I need a database to store this data on disk fast enough to don't create a bottleneck slowing the entire software and without consume too much RAM. Moreover, i need it to be completely linked inside my application. I don't want to force my users to install a SQL server or something like that.
I already tried hamsterDB, SQLite, Kyoto Cabinet and MapDB without success. The problem is that i need to insert or update data from database at ~50k operations/sec at least. With some optimizations i got SQLite to be the faster. It reachs 18k operations/sec (it uses synchronization off, journal_mode off, transactions, ignore_check_constraints on, cache_size of 500.000 and pre-compiled statements).

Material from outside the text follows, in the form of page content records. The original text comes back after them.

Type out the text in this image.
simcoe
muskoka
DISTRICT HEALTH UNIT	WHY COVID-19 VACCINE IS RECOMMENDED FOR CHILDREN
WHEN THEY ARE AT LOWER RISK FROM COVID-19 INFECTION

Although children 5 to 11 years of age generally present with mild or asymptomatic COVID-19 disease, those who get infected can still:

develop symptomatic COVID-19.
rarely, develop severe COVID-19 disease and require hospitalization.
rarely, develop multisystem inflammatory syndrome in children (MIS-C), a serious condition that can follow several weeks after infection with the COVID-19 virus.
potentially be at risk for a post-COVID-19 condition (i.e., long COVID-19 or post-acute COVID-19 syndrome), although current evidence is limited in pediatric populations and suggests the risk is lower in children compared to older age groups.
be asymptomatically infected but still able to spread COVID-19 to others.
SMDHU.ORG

Each sequence is classified as A or B, and i need to know how many i have of each kind. Right now i'm using the sequence as a key and adding a counter for A types and another for B types. On SQLite databases i'm using columns and commands like these:
INSERT OR REPLACE INTO events (main_seq,qnt_A,qnt_B) VALUES (@SEQ,COALESCE((SELECT qnt_A FROM events WHERE main_seq=@SEQ)+1,1),(SELECT qnt_B FROM events WHERE main_seq=@SEQ))
This is slower than a simple INSERT INTO, but if the seq already exists on DB i need to just increment one of the columns.
With Kyoto Cabinet i got a really high speed, but it only supports string records and i need to add and update integers to count how many A and B i have.
Do anyone knows another good DB that may satisfy my needs on write speed and flexibility of records?